Quant à la concurrence sur les prix, elle trouvera vite ses limites. En effet, il ne s’agit que de traitement d’immatériels, et les frais de gestion devraient converger rapidement, sans possibilités de développement évidentes. De plus, le consommateur n’aurait aucun intérêt à la multiplication des acteurs. Ce marché mûrirait donc très vite et conduirait à un oligopole très peu concurrentiel. Il en profiterait bien évidemment pour se réserver une marge substantielle et inutile, en partie au détriment des créateurs. Dans cette situation, la place du créateur sera en effet la pire de toutes, car les plates-formes n’auront pas du tout besoin de lui, étant donné qu’elles auront toutes le même catalogue.

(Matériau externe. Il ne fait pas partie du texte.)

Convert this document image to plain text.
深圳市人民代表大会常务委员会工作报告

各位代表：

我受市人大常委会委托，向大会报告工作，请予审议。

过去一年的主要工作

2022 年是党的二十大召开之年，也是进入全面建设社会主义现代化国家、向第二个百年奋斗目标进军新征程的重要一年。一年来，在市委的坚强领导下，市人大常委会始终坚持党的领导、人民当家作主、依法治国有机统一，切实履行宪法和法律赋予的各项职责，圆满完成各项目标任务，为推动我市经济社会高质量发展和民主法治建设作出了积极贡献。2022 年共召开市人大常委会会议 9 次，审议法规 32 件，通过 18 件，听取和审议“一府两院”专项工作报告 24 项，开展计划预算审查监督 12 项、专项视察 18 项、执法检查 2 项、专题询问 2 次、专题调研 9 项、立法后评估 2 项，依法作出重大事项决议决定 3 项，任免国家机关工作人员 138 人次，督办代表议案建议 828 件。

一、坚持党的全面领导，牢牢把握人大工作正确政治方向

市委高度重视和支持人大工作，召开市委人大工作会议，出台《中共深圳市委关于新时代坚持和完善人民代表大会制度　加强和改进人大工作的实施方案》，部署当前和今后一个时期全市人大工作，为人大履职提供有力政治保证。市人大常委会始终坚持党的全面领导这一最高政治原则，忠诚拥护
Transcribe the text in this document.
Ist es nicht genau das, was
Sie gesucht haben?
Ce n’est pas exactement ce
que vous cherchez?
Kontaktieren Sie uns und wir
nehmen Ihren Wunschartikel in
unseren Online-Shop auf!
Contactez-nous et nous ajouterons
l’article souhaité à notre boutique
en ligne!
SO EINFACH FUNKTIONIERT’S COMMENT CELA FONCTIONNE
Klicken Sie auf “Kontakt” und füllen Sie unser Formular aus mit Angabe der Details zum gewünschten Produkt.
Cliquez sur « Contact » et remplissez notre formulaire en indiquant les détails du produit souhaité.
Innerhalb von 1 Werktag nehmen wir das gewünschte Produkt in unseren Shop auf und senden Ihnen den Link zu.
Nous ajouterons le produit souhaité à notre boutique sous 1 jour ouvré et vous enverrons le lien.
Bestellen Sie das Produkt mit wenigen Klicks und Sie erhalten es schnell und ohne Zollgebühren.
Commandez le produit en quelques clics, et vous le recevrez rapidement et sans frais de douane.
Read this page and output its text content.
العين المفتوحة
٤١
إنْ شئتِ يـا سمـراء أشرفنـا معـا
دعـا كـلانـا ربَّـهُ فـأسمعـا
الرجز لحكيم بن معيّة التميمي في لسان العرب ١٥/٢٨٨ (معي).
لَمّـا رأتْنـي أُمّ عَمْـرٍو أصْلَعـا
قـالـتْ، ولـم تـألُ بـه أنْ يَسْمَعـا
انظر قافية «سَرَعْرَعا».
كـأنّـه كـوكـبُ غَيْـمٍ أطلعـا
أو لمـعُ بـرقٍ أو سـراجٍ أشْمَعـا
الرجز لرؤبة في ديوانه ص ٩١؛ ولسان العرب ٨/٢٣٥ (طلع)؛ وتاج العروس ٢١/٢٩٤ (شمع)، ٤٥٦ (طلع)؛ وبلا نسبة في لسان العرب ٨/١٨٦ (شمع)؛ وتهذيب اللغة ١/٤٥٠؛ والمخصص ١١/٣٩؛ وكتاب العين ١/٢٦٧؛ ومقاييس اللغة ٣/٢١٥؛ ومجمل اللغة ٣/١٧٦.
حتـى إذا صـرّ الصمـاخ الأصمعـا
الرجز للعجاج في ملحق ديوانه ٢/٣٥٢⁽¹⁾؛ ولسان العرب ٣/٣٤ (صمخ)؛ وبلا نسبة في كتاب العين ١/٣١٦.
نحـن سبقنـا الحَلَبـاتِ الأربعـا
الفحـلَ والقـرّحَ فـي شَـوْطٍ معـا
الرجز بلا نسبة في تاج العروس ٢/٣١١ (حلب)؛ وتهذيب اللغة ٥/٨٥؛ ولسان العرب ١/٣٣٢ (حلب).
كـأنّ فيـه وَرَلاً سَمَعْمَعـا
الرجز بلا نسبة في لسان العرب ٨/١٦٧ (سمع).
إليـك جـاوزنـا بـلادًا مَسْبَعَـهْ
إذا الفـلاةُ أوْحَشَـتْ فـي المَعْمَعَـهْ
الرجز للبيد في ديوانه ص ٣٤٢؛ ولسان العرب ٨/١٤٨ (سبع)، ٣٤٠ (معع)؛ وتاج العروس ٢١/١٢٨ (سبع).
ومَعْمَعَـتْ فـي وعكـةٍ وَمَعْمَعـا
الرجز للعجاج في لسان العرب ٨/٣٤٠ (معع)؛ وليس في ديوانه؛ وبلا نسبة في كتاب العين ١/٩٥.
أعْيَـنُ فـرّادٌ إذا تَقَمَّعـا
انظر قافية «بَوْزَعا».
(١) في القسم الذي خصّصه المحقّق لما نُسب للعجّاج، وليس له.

Comment négociera-t il sa création ? Grâce à la DADVSI, le lecteur pourra vérifier d’ici quelque temps la réalité de ce pronostic.

Comment pourra-t on lutter contre cet oligopole ? Certainement pas en le coupant en morceaux, ce qui ne ferait qu’augmenter les coûts. Peut-être au contraire en l’unifiant, en l’assimilant à un service de base de l’internaute et du créateur, une sorte de service public, et en le confiant à un organisme corporatif comme la SACEM. Cela s’appelle la "licence globale obligatoire".

En attendant que l’on y vienne, nous allons instaurer un Internet couvert de barbelés où les FAI examineront tous les protocoles que nous utilisons pour voir si un bout de MP3 n’y figure pas. Cela aura un coût matériel, politique et humain. Alors, à moins que le flicage de l’Internet n’ait été une fin en soi, on ne peut que considérer que la DADVSI est une loi stupide. Mais après tout, personne ne sait si les dinosaures se sont éteints sans clameurs.